Someone else said to sit with the image: to think of your face and the vomit, the fluids
from emptied bowels still wet on the sheets the next day when we came to empty your
apartment. Chris threw the blankets in a pile by the bookshelf and what was left of you
accidently smeared the white wall. A slip of paper was left from the medical examiner.
I held my nephew while taking your clothes off of hangers, back into boxes and suitcases.
I've moved your things four times in the past year. This time everything was new:
dishes, silverware, cutting boards, all matching red and silver. It all smelled like plastic.
You just bought a box of Good Earth spiced tea. When I smell it now, I want to throw up.
A part of me is missing, like waking up from a dream you felt you had no control over, you could only watch what was happening to you and try to wake yourself up.
Someone sent a package today with patchouli mist, incense, sage wands, a vile of water from the Jordan River where Jesus fished and bathed, earrings, a chocolate bar, and dog treats. I didn't know who sent it. The handwriting looked just like yours. I wasn't reading carefully enough. It wasn't signed with a name, only, 'Love Always.' I thought you had sent me a package and wondered how you got to the Jordan River before you died. I thought it was from you. I cried on my knees on the kitchen floor. I called "Mom" over and over until I lost my voice. Both grandmothers and mother dead with a year and a half of each other, all on the 28th of a month, the year before my 28th birthday.
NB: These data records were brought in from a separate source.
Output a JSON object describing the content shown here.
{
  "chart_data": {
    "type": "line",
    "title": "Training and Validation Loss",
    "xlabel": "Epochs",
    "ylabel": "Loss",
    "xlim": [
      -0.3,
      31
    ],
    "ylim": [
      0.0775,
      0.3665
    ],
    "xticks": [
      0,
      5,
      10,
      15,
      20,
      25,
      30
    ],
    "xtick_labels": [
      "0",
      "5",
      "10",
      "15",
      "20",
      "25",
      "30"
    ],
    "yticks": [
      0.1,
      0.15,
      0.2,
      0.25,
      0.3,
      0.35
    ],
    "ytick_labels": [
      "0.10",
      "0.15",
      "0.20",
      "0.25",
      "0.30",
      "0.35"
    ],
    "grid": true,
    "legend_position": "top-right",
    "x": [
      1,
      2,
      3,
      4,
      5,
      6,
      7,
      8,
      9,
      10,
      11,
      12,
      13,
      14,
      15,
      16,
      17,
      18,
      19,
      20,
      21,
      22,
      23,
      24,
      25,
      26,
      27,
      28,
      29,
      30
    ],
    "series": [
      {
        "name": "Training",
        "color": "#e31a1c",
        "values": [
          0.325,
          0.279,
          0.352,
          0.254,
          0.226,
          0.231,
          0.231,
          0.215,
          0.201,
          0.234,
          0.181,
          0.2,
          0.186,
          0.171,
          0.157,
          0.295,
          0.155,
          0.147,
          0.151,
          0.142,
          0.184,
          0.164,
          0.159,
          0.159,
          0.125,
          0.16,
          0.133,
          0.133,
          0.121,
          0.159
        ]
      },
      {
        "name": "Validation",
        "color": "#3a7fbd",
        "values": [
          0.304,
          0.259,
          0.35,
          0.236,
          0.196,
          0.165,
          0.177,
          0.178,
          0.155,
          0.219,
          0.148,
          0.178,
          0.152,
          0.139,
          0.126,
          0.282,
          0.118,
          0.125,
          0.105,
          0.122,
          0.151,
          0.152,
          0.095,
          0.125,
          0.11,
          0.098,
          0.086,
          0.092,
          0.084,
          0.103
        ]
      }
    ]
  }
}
I thought my mother was dead before I found her body. I sent her three text messages and her lack of response was reason enough to believe she was not just napping. Her new apartment was right down the street from my house. I timed it while taking one truckload after the next to her doorstep weeks before. In 52 years she had never wanted to live alone. The only time she had was right after my parents divorced and she spent most of her time reading medical dictionaries and mixing prescriptions to create symptoms that would land her in the hospital. She wanted my dad back. She wanted him to nurture her as she had all three of his children and him. We all knew. My father never showed up to hold her hand. He had already moved in with another woman. Her heart was heavy and she spent the next seven years transforming her body to match the weight of it. It could have just been her heart, heavy this time with happiness and purpose since she was a new grandmother. She didn't like visiting the twins in the hospital with me. She said I didn't like to share. I didn't. I held Makayla and sang her Vashti Bunyan folk songs from the sixties about diamond days and blades of grass. When I held Sylas I recited poems and mantras about men being gentle. I wanted to their eyes from the violence of the world they were born into, save them from inevitable lapses of anger deeply rooted in the eyes of their father and grandfather. My mother only wanted to kiss them and let them know she was their Grammy. I had a lesson plan; she had soft hands from raising children.